Dix expériences sur la modélisation du timbre polyphonique
Institution:
Paris 6Disciplines:
Directors:
Abstract EN:
The majority of systems extracting high-level music descriptions from audio signals rely on a common, implicit model of the global sound or polyphonic timbre of a musical signal. This model represents the timbre of a texture as the long-term distribution of its local spectral features. The underlying assumption is rarely made explicit: the perception of the timbre of a texture is assumed to result from the most statistically significant feature windows. This thesis questions the validity of this assumption. To do so, we construct an explicit measure of the timbre similarity between polyphonic music textures, and variants thereof inspired by previous work in Music Information Retrieval. We show that the precision of such measures is bounded, and that the remaining error rate is not incidental. Notably, this class of algorithms tends to create false positives - which we call hubs - which are mostly always the same songs regardless of the query.
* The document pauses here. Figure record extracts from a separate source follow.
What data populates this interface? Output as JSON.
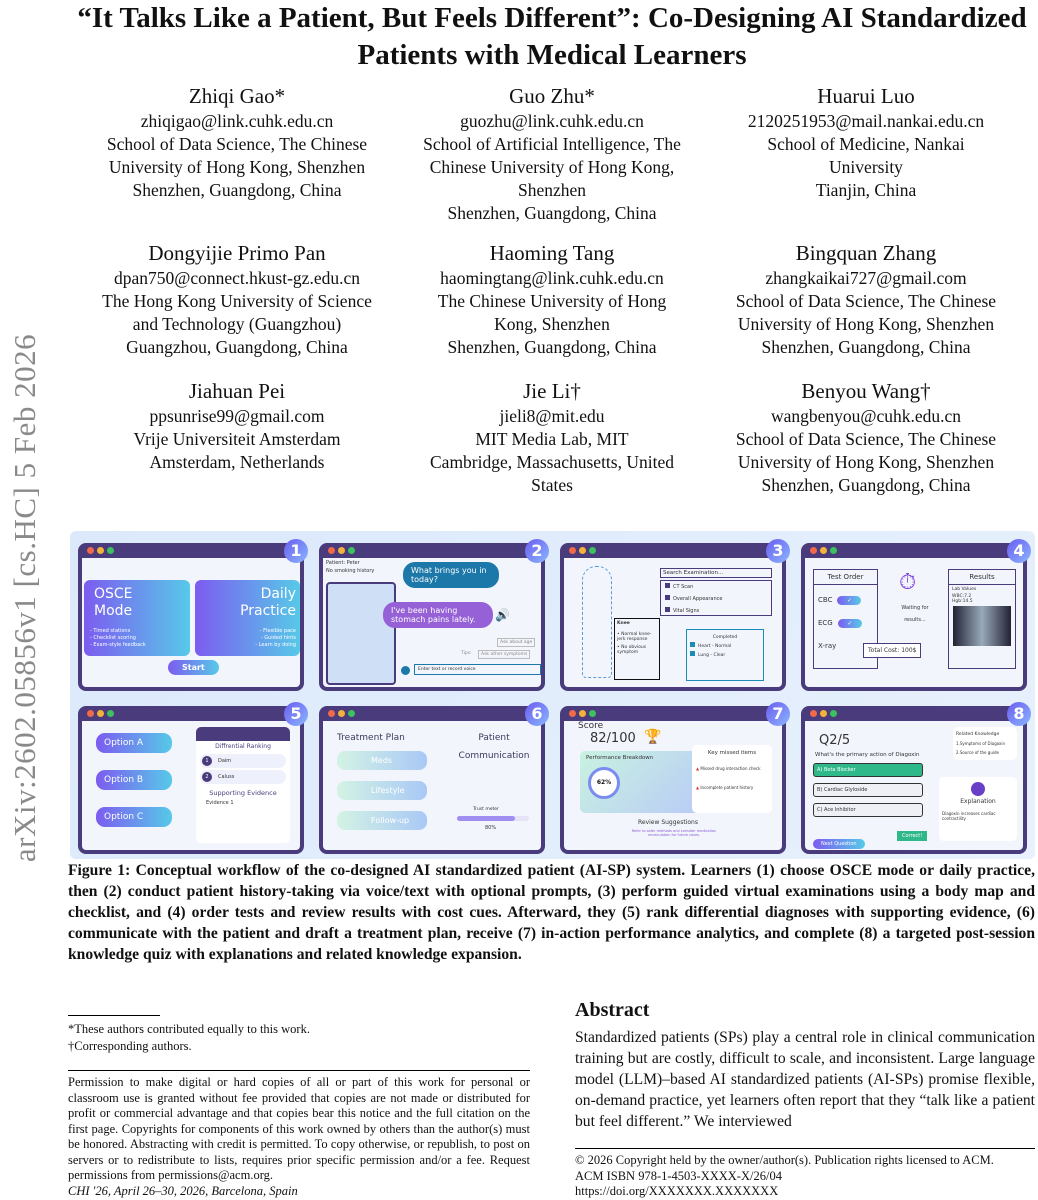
{
  "arxiv_id": "arXiv:2602.05856v1  [cs.HC]  5 Feb 2026",
  "title": "“It Talks Like a Patient, But Feels Different”: Co-Designing AI Standardized Patients with Medical Learners",
  "authors": [
    {
      "name": "Zhiqi Gao*",
      "lines": [
        "zhiqigao@link.cuhk.edu.cn",
        "School of Data Science, The Chinese",
        "University of Hong Kong, Shenzhen",
        "Shenzhen, Guangdong, China"
      ]
    },
    {
      "name": "Guo Zhu*",
      "lines": [
        "guozhu@link.cuhk.edu.cn",
        "School of Artificial Intelligence, The",
        "Chinese University of Hong Kong,",
        "Shenzhen",
        "Shenzhen, Guangdong, China"
      ]
    },
    {
      "name": "Huarui Luo",
      "lines": [
        "2120251953@mail.nankai.edu.cn",
        "School of Medicine, Nankai",
        "University",
        "Tianjin, China"
      ]
    },
    {
      "name": "Dongyijie Primo Pan",
      "lines": [
        "dpan750@connect.hkust-gz.edu.cn",
        "The Hong Kong University of Science",
        "and Technology (Guangzhou)",
        "Guangzhou, Guangdong, China"
      ]
    },
    {
      "name": "Haoming Tang",
      "lines": [
        "haomingtang@link.cuhk.edu.cn",
        "The Chinese University of Hong",
        "Kong, Shenzhen",
        "Shenzhen, Guangdong, China"
      ]
    },
    {
      "name": "Bingquan Zhang",
      "lines": [
        "zhangkaikai727@gmail.com",
        "School of Data Science, The Chinese",
        "University of Hong Kong, Shenzhen",
        "Shenzhen, Guangdong, China"
      ]
    },
    {
      "name": "Jiahuan Pei",
      "lines": [
        "ppsunrise99@gmail.com",
        "Vrije Universiteit Amsterdam",
        "Amsterdam, Netherlands"
      ]
    },
    {
      "name": "Jie Li†",
      "lines": [
        "jieli8@mit.edu",
        "MIT Media Lab, MIT",
        "Cambridge, Massachusetts, United",
        "States"
      ]
    },
    {
      "name": "Benyou Wang†",
      "lines": [
        "wangbenyou@cuhk.edu.cn",
        "School of Data Science, The Chinese",
        "University of Hong Kong, Shenzhen",
        "Shenzhen, Guangdong, China"
      ]
    }
  ],
  "figure": {
    "p1": {
      "num": "1",
      "osce": "OSCE Mode",
      "osce_items": [
        "- Timed stations",
        "- Checklist scoring",
        "- Exam-style feedback"
      ],
      "daily": "Daily Practice",
      "daily_items": [
        "- Flexible pace",
        "- Guided hints",
        "- Learn by doing"
      ],
      "start": "Start"
    },
    "p2": {
      "num": "2",
      "patient": "Patient:  Peter",
      "history": "No smoking history",
      "doctor": "What brings you in today?",
      "reply": "I've been having stomach pains lately.",
      "tip1": "Ask about age",
      "tips": "Tips:",
      "tip2": "Ask other symptoms",
      "input": "Enter text or record voice"
    },
    "p3": {
      "num": "3",
      "search": "Search Examination...",
      "items": [
        "CT Scan",
        "Overall Appearance",
        "Vital Signs"
      ],
      "knee": "Knee",
      "knee_notes": [
        "Normal knee-jerk response",
        "No obvious symptom"
      ],
      "completed": "Completed",
      "done": [
        "Heart - Normal",
        "Lung - Clear"
      ]
    },
    "p4": {
      "num": "4",
      "order": "Test Order",
      "tests": [
        "CBC",
        "ECG",
        "X-ray"
      ],
      "waiting": "Waiting for results...",
      "results": "Results",
      "lab": "Lab Values",
      "wbc": "WBC:7.2",
      "hgb": "Hgb:14.5",
      "cost": "Total Cost: 100$"
    },
    "p5": {
      "num": "5",
      "options": [
        "Option A",
        "Option B",
        "Option C"
      ],
      "ranking": "Diffrential Ranking",
      "ranks": [
        "Daim",
        "Caluss"
      ],
      "evidence": "Supporting Evidence",
      "ev1": "Evidence 1"
    },
    "p6": {
      "num": "6",
      "plan": "Treatment Plan",
      "items": [
        "Meds",
        "Lifestyle",
        "Follow-up"
      ],
      "comm": "Patient Communication",
      "trust": "Trust meter",
      "trust_value": "80%",
      "trust_fraction": 0.8
    },
    "p7": {
      "num": "7",
      "score_label": "Score",
      "score": "82/100",
      "breakdown": "Performance Breakdown",
      "pct": "62%",
      "pct_value": 0.62,
      "missed": "Key missed items",
      "missed_items": [
        "Missed drug interaction check",
        "Incomplete patient history"
      ],
      "review": "Review Suggestions",
      "review_text": "Refer to safer methods and consider medication recalculation for future cases."
    },
    "p8": {
      "num": "8",
      "q": "Q2/5",
      "question": "What's the primary action of Diagoxin",
      "answers": [
        "A) Beta Blocker",
        "B) Cardiac Glyloside",
        "C) Ace Inhibitor"
      ],
      "next": "Next Question",
      "correct": "Correct!",
      "related": "Related Knowledge",
      "related_items": [
        "1.Symptoms of Diagoxin",
        "2.Source of the guide"
      ],
      "explanation": "Explanation",
      "exp_text": "Diagoxin increases cardiac contractility"
    }
  },
  "caption": "Figure 1: Conceptual workflow of the co-designed AI standardized patient (AI-SP) system. Learners (1) choose OSCE mode or daily practice, then (2) conduct patient history-taking via voice/text with optional prompts, (3) perform guided virtual examinations using a body map and checklist, and (4) order tests and review results with cost cues. Afterward, they (5) rank differential diagnoses with supporting evidence, (6) communicate with the patient and draft a treatment plan, receive (7) in-action performance analytics, and complete (8) a targeted post-session knowledge quiz with explanations and related knowledge expansion.",
  "footnotes": [
    "*These authors contributed equally to this work.",
    "†Corresponding authors."
  ],
  "permission": "Permission to make digital or hard copies of all or part of this work for personal or classroom use is granted without fee provided that copies are not made or distributed for profit or commercial advantage and that copies bear this notice and the full citation on the first page. Copyrights for components of this work owned by others than the author(s) must be honored. Abstracting with credit is permitted. To copy otherwise, or republish, to post on servers or to redistribute to lists, requires prior specific permission and/or a fee. Request permissions from permissions@acm.org.",
  "venue": "CHI '26, April 26–30, 2026, Barcelona, Spain",
  "abstract": {
    "heading": "Abstract",
    "text": "Standardized patients (SPs) play a central role in clinical communication training but are costly, difficult to scale, and inconsistent. Large language model (LLM)–based AI standardized patients (AI-SPs) promise flexible, on-demand practice, yet learners often report that they “talk like a patient but feel different.” We interviewed"
  },
  "copyright": [
    "© 2026 Copyright held by the owner/author(s). Publication rights licensed to ACM.",
    "ACM ISBN 978-1-4503-XXXX-X/26/04",
    "https://doi.org/XXXXXXX.XXXXXXX"
  ]
}
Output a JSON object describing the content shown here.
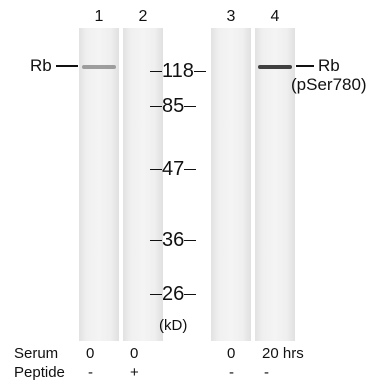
{
  "lanes": [
    {
      "number": "1",
      "band": "faint"
    },
    {
      "number": "2",
      "band": "none"
    },
    {
      "number": "3",
      "band": "none"
    },
    {
      "number": "4",
      "band": "strong"
    }
  ],
  "markers": {
    "m118": "118",
    "m85": "85",
    "m47": "47",
    "m36": "36",
    "m26": "26",
    "unit": "(kD)"
  },
  "left_label": "Rb",
  "right_label_line1": "Rb",
  "right_label_line2": "(pSer780)",
  "conditions": {
    "serum_label": "Serum",
    "peptide_label": "Peptide",
    "serum_values": [
      "0",
      "0",
      "0",
      "20 hrs"
    ],
    "peptide_values": [
      "-",
      "+",
      "-",
      "-"
    ]
  }
}
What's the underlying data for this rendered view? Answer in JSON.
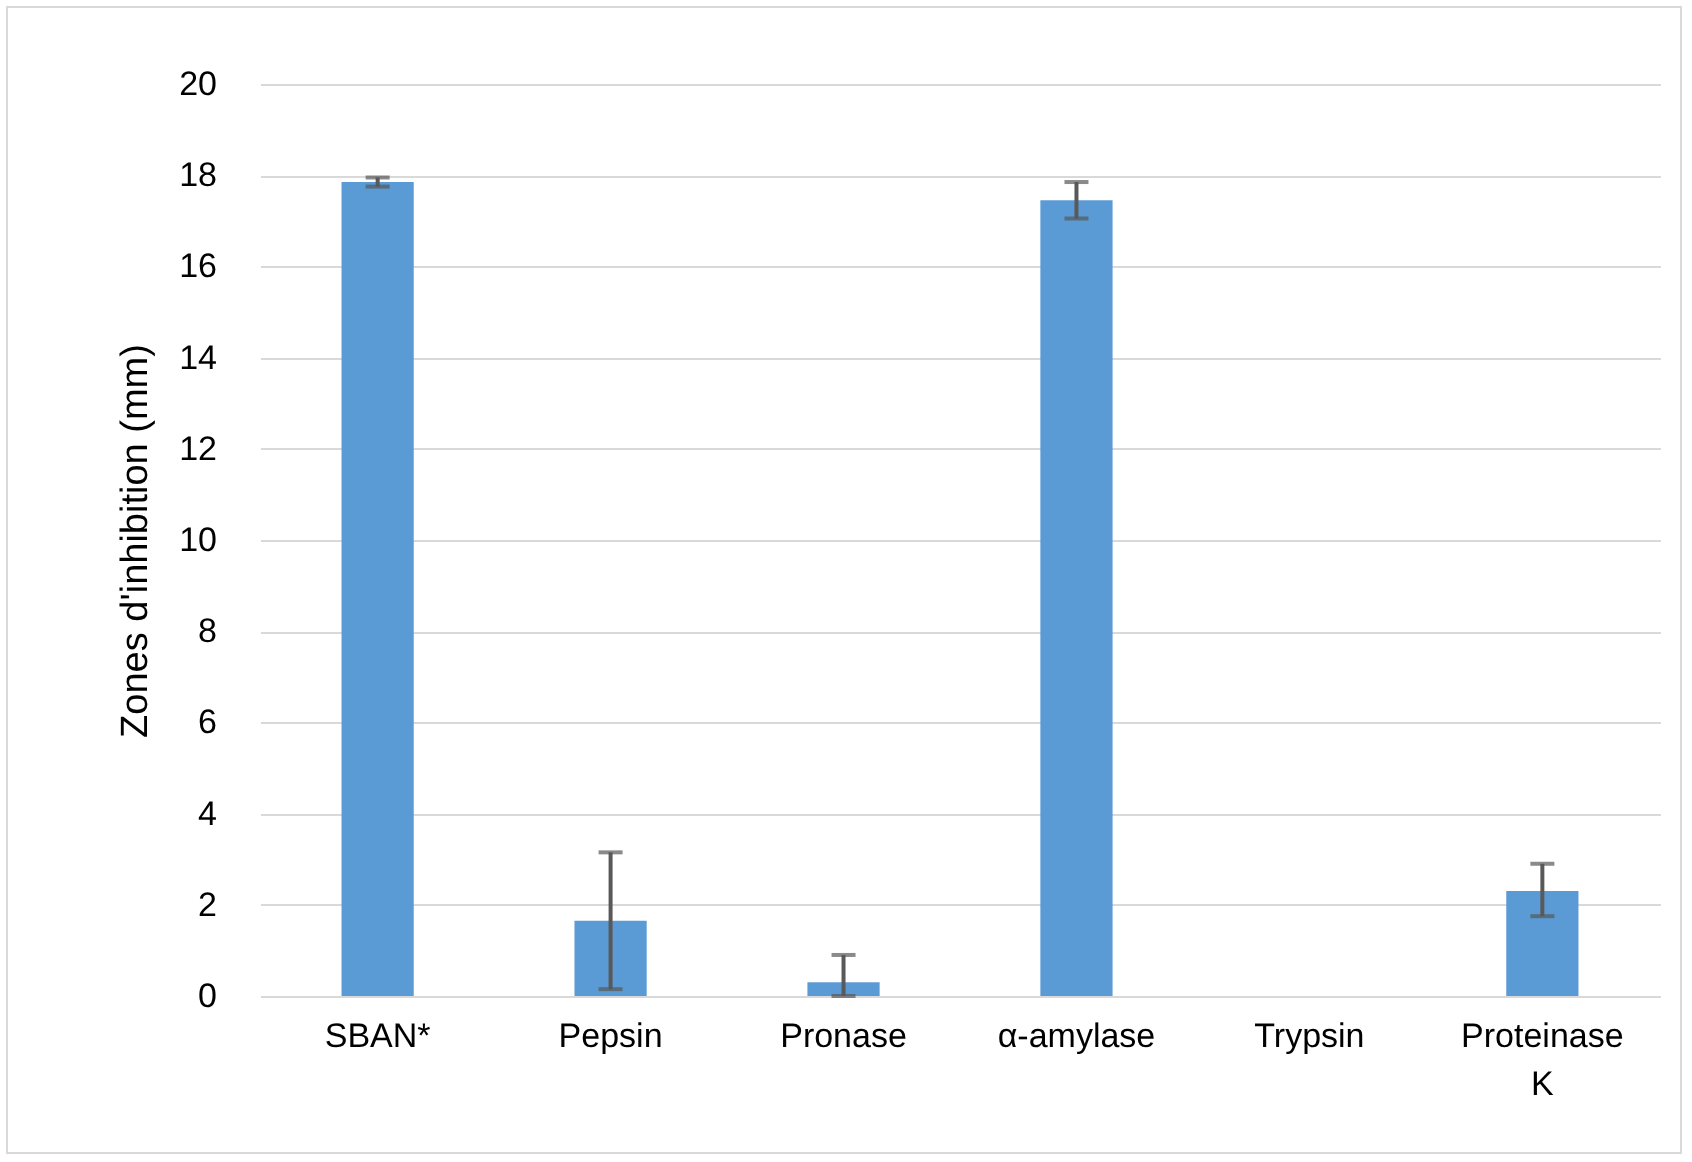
{
  "chart_data": {
    "type": "bar",
    "ylabel": "Zones d'inhibition (mm)",
    "categories": [
      "SBAN*",
      "Pepsin",
      "Pronase",
      "α-amylase",
      "Trypsin",
      "Proteinase K"
    ],
    "values": [
      17.85,
      1.65,
      0.3,
      17.45,
      0,
      2.3
    ],
    "errors": [
      0.1,
      1.5,
      [
        0,
        0.9
      ],
      0.4,
      null,
      [
        1.75,
        2.9
      ]
    ],
    "color": "#5b9bd5",
    "ylim": [
      0,
      20
    ],
    "yticks": [
      0,
      2,
      4,
      6,
      8,
      10,
      12,
      14,
      16,
      18,
      20
    ],
    "grid": "y"
  }
}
Their study shows that the perceptual saliency of feature observations is not necessarily correlated with their statistical significance with respect to the global distribution. In other words, music listeners routinely “hear” things that are not statistically significant in musical signals, but rather are the result of high-level cognitive reasoning, which depends on cultural expectations, a priori knowledge, and context. Much of the music we hear as being “piano music” is really music that we expect to be piano music. Such statistical/ perceptual paradoxes are instrumental in the observed discrepancy between human perception of timbre and the models studied here.
Abstract FR:
La majorité des systèmes d'indexation de signaux musicaux modélise leur " timbre polyphonique " comme une distribution statistique globale d'attributs spectraux instantanés. Cette thèse remet en cause la validité de ce modèle. Nous construisons des mesures explicites de la similitude timbrale entre deux textures polyphoniques, et montrons que la précision de ce type d'algorithmes est limitée et que leur taux d'erreur résiduel n'est pas accidentel. Notamment, cette classe de mesures tend à créer de faux positifs qui sont toujours les même chansons, indépendamment de la requête de départ: des " hubs ". Leur étude établit que l'importance perceptuelle des attributs instantanés ne dépend pas de leur saillance statistique par rapport à leur distribution à long terme : nous "entendons" quotidiennement dans la musique polyphonique des choses qui ne sont pourtant pas présentes de façon significative (statistiquement) dans le signal sonore.